Despite his deeply-held monarchist convictions, Zubatov earnestly believed that repression alone could not crush the revolutionary movement. Between 1901 and 1903, he also promoted the organization of pro-government trade unions to channel protest away from agitation - a practice revolutionary activists called police socialism or lambasted as Zubatovshchina (зуба́товщина).

In February 1901 the Tsarist authorities brought in Cossacks to suppress mass demonstrations by thousands of students and workers in Moscow. In May 1901 the Moscow Chief of Police, General Dmitri Feodorovich Trepov, allowed the Community of Mutual Help of the Workers in Mechanized Industry to hold its inaugural meeting in Moscow. With Zubatov's support, the society was created by self-educated factory workers, who were paid a stipend by the Okhrana. The new body provoked objections from factory owners (who claimed that it was inciting unrest), and from factory inspectors (who felt that it undermined their authority). The Prime Minister, Count Sergei Witte, backed the objections, but was unable to close down the experiment because Zubatov had the backing of the Tsar's uncle, Grand Duke Sergei Alexandrovich, the Governor-General of Moscow. On 19 February 1902, Zubatov succeeded in orchestrating a loyal demonstration with religious overtones by about 50,000 workers, outside the Kremlin, in honour of the former Emperor Alexander II - despite a call from the Moscow committee of the Russian Social Democratic Labour Party to boycott the ceremony.

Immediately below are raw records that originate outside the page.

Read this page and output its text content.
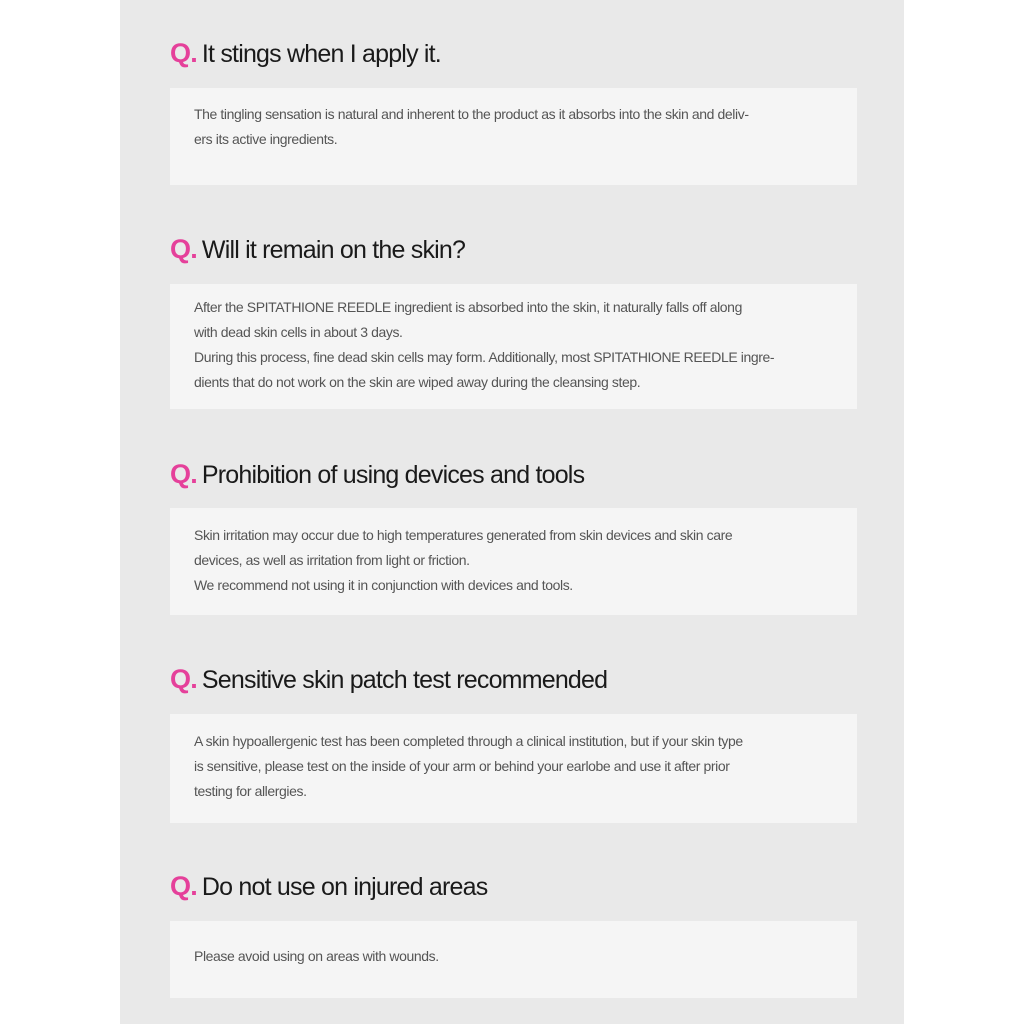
Q. It stings when I apply it.
The tingling sensation is natural and inherent to the product as it absorbs into the skin and deliv-
ers its active ingredients.
Q. Will it remain on the skin?
After the SPITATHIONE REEDLE ingredient is absorbed into the skin, it naturally falls off along
with dead skin cells in about 3 days.
During this process, fine dead skin cells may form. Additionally, most SPITATHIONE REEDLE ingre-
dients that do not work on the skin are wiped away during the cleansing step.
Q. Prohibition of using devices and tools
Skin irritation may occur due to high temperatures generated from skin devices and skin care
devices, as well as irritation from light or friction.
We recommend not using it in conjunction with devices and tools.
Q. Sensitive skin patch test recommended
A skin hypoallergenic test has been completed through a clinical institution, but if your skin type
is sensitive, please test on the inside of your arm or behind your earlobe and use it after prior
testing for allergies.
Q. Do not use on injured areas
Please avoid using on areas with wounds.
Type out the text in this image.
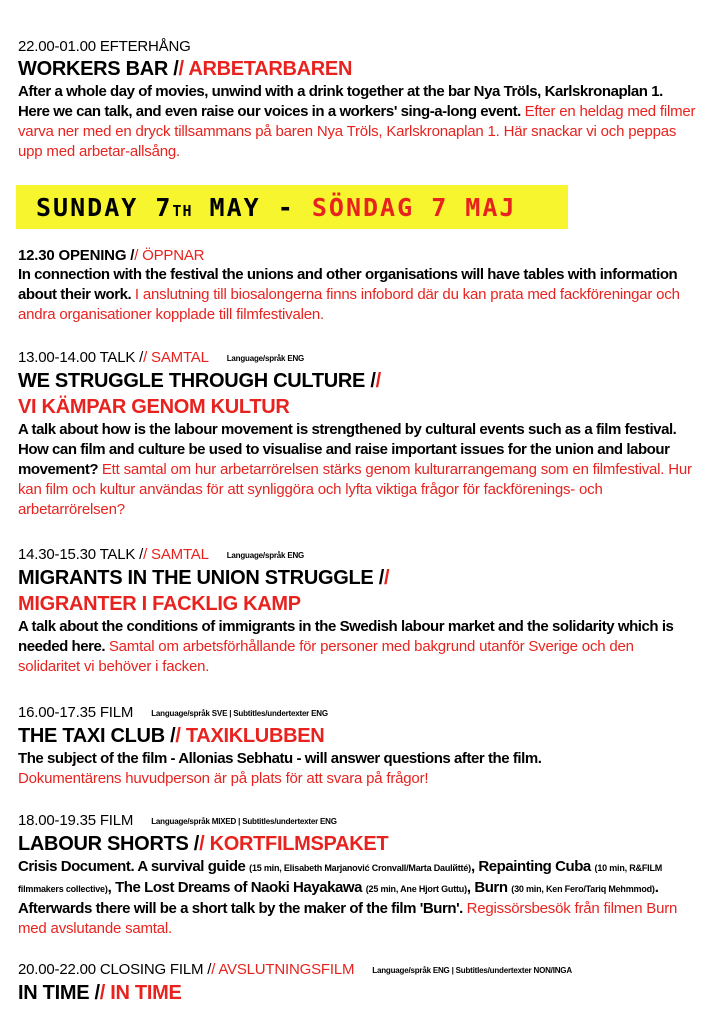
22.00-01.00 EFTERHÅNG
WORKERS BAR // ARBETARBAREN
After a whole day of movies, unwind with a drink together at the bar Nya Tröls, Karlskronaplan 1. Here we can talk, and even raise our voices in a workers' sing-a-long event. Efter en heldag med filmer varva ner med en dryck tillsammans på baren Nya Tröls, Karlskronaplan 1. Här snackar vi och peppas upp med arbetar-allsång.
SUNDAY 7TH MAY - SÖNDAG 7 MAJ
12.30 OPENING // ÖPPNAR
In connection with the festival the unions and other organisations will have tables with information about their work. I anslutning till biosalongerna finns infobord där du kan prata med fackföreningar och andra organisationer kopplade till filmfestivalen.
13.00-14.00 TALK // SAMTAL Language/språk ENG
WE STRUGGLE THROUGH CULTURE //
VI KÄMPAR GENOM KULTUR
A talk about how is the labour movement is strengthened by cultural events such as a film festival. How can film and culture be used to visualise and raise important issues for the union and labour movement? Ett samtal om hur arbetarrörelsen stärks genom kulturarrangemang som en filmfestival. Hur kan film och kultur användas för att synliggöra och lyfta viktiga frågor för fackförenings- och arbetarrörelsen?
14.30-15.30 TALK // SAMTAL Language/språk ENG
MIGRANTS IN THE UNION STRUGGLE //
MIGRANTER I FACKLIG KAMP
A talk about the conditions of immigrants in the Swedish labour market and the solidarity which is needed here. Samtal om arbetsförhållande för personer med bakgrund utanför Sverige och den solidaritet vi behöver i facken.
16.00-17.35 FILM Language/språk SVE | Subtitles/undertexter ENG
THE TAXI CLUB // TAXIKLUBBEN
The subject of the film - Allonias Sebhatu - will answer questions after the film.
Dokumentärens huvudperson är på plats för att svara på frågor!
18.00-19.35 FILM Language/språk MIXED | Subtitles/undertexter ENG
LABOUR SHORTS // KORTFILMSPAKET
Crisis Document. A survival guide (15 min, Elisabeth Marjanović Cronvall/Marta Daulйtté), Repainting Cuba (10 min, R&FILM filmmakers collective), The Lost Dreams of Naoki Hayakawa (25 min, Ane Hjort Guttu), Burn (30 min, Ken Fero/Tariq Mehmmod). Afterwards there will be a short talk by the maker of the film 'Burn'. Regissörsbesök från filmen Burn med avslutande samtal.
20.00-22.00 CLOSING FILM // AVSLUTNINGSFILM Language/språk ENG | Subtitles/undertexter NON/INGA
IN TIME // IN TIME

In August 1902 the Minister of the Interior, Plehve transferred Zubatov to Saint Petersburg as head of a special police department,
but his attempts to introduce 'police socialism' in the capital city were hindered by the greater awareness and suspicion of police agents. Other societies similar to the Moscow model formed in Odessa, and Kiev. In Minsk, Zubatov encouraged the creation of the Jewish Independent Labour Party, to counter the influence of the Marxist General Jewish Labour Bund, and the holding of the first legal Zionist Congress, in 1902. But Zubatov proved unable to persuade the government to enact any actual improvement in labour legislation. In July 1903, thousands of workers took part in a general strike in Odessa which lasted two weeks before being violently repressed by police and Cossacks. A month later, on 19 August 1903, Interior Minister Vyacheslav von Plehve summoned Zubatov, accused him of fomenting strikes and betraying secrets, sacked him, and banned him from living in the Saint Petersburg or Moscow Governorates. The state-sponsored trade unions were disbanded. Many of their members joined the organization of Georgy Gapon, who led a demonstration of workers to present a petition to the Emperor at the Winter Palace which led to the Bloody Sunday massacre of January 1905 and the beginning of the 1905 Russian Revolution. After the assassination of Plehve in July 1904, Zubatov was allowed back into the capital and invited to rejoin the police, but he refused, partly in order to protect the life of his son, whom he feared revolutionary activists might threaten. He retired to private life, living off his state pension.

Zubatov committed suicide during the February Revolution of March 1917 after hearing the news of the Emperor's abdication.